Bonjour à tous,
Depuis quelques jours, voici que les hérissons, les chats, les hérissons subissons de la part d'un bipède :
J'ignore totalement ce qui lui passe tout à coup par la tête pour s'en prendre aux 3 endroits où je nourris discrètement autour de la ferme pédagogique où ont toujours vécu le chats errants/libres.
Cette malveillance est punie par la loi.
Rappel :
→ Priver d’eau et de nourriture des hérissons est puni par la loi et considéré comme un acte de cruauté envers un animal. Idem si on gêne son activité. Il est hautement protégé. En 1990 la France a signé la Convention de Berne. Sont interdits pour les espèces protégées : capture, détention, mise à mort intentionnelles, privation de nourriture et d’eau, détérioration ou destruction intentionnelles des sites de reproduction ou des aires de repos. Je précise que vu ses agissements, si je tombe sur cet individu, ça se passera très mal. C'est déjà assez pénible comme cela de nourrir les mimis tous les soirs depuis 10 ans durant 1h30 qu'il pleuve, neige, vente ou gèle. Ce n'est pas un loisir ni une passion, juste des ennuis, des frais énormes et un sens du devoir et de l'Amour.Donc autant vous dire que me compliquer la vie encore plus est une bien mauvaise indée...

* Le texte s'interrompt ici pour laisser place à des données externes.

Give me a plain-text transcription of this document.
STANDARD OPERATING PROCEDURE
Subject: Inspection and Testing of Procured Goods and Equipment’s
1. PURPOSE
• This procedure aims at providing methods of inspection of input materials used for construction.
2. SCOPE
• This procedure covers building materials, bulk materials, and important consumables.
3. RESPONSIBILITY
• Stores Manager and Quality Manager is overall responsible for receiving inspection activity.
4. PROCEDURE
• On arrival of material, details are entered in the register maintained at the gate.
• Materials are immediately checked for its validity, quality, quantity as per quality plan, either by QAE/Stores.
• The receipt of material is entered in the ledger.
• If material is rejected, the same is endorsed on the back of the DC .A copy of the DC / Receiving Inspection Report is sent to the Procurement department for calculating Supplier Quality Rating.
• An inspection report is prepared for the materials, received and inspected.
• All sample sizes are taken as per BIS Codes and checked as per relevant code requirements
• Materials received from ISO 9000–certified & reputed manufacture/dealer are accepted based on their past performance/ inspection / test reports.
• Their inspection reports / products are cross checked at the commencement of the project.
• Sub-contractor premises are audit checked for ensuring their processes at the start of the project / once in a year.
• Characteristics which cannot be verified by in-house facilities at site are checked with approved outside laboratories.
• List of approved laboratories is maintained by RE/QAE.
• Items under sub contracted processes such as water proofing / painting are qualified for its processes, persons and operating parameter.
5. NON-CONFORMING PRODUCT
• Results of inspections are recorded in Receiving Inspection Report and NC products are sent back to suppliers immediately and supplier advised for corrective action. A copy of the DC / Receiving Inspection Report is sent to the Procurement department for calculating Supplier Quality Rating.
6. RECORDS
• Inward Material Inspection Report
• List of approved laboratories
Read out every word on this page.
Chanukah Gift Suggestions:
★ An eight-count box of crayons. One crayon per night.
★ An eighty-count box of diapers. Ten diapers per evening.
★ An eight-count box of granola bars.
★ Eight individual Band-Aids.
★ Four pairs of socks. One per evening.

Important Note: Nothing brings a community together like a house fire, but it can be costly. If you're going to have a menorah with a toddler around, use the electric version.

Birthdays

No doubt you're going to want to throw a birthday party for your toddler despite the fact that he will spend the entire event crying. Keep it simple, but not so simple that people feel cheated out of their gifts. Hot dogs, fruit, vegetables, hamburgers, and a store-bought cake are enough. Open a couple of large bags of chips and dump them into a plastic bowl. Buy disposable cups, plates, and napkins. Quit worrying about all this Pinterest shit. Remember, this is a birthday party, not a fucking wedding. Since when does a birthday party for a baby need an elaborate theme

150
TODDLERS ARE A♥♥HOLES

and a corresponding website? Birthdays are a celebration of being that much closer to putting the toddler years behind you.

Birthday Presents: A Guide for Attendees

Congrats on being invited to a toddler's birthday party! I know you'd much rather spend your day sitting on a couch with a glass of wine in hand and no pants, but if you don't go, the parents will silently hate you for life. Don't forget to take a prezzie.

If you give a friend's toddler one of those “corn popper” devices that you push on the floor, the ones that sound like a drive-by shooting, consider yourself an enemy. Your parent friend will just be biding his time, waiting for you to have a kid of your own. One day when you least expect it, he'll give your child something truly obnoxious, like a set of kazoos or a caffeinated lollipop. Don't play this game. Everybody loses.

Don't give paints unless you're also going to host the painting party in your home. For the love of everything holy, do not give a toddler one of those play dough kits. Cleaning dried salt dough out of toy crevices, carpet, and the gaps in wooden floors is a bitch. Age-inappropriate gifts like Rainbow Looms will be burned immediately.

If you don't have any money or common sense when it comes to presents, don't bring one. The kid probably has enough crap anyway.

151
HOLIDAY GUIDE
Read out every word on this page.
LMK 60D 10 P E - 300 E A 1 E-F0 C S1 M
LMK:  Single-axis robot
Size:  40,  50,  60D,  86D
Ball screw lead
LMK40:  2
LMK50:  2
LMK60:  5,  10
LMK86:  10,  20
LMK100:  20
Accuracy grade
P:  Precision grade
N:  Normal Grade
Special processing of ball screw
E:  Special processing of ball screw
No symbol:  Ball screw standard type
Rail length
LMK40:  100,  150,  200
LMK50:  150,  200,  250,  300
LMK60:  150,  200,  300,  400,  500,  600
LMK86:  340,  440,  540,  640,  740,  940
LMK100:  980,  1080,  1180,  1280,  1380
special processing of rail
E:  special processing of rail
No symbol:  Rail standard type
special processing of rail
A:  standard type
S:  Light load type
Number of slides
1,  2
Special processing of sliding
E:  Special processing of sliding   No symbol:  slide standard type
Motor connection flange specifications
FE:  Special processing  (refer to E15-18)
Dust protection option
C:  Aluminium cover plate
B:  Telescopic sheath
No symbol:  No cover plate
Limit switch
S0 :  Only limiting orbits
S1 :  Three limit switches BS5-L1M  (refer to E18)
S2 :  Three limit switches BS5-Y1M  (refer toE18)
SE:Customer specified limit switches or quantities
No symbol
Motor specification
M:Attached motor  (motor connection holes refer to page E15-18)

→ l'album des mimis, c'est par ici :
https://m.facebook.com/sandrine.nani1/albums/10210444165874732/
Rien ne m'arrêtera, rien ne m'empêchera de m'occuper de mes protégés et je n'ai peur de rien ni de personne !
Très bonne journée à vous tous,
Sandrine
→
Rappel important :
Le chat errant est reconnu animal domestique par le code rural et de la pêche maritime.
Le fait de priver de nourriture et d’abreuvement un animal domestique est reconnu cruauté passive conformément à l’Article R214-17 du Code Rural.
Le chat errant est reconnu animal domestique par l’arrêté du 3 avril 2014 fixant les règles sanitaires et de protection animale auxquelles doivent satisfaire les activités liées aux animaux de compagnie d'espèces domestiques relevant du IV de l'article L. 214-6 du code rural et de la pêche maritime.
De plus, le fait de nourrir les chats errants maintient les chats dans un état sanitaire satisfaisant donc réduit les risques sanitaires car des animaux affaiblis par manque de nourriture et d’eau vont inévitablement déclarer et propager des maladies.
Ne pas nourrir le chat errant, en particulier sur le territoire publique, est donc un acte de mauvais traitement, un défaut de devoir citoyen, une infraction à l'article L214-3 du Code Rural. Cette infraction peut donc être punie par le Code Pénal.
Article 521-1 du Code Pénal.
Le fait, publiquement ou non, d'exercer des sévices graves ou de commettre un acte de cruauté envers un animal domestique ou apprivoisé ou tenu en captivité est puni de 2 ans d'emprisonnement et de 30 000 € d'amende.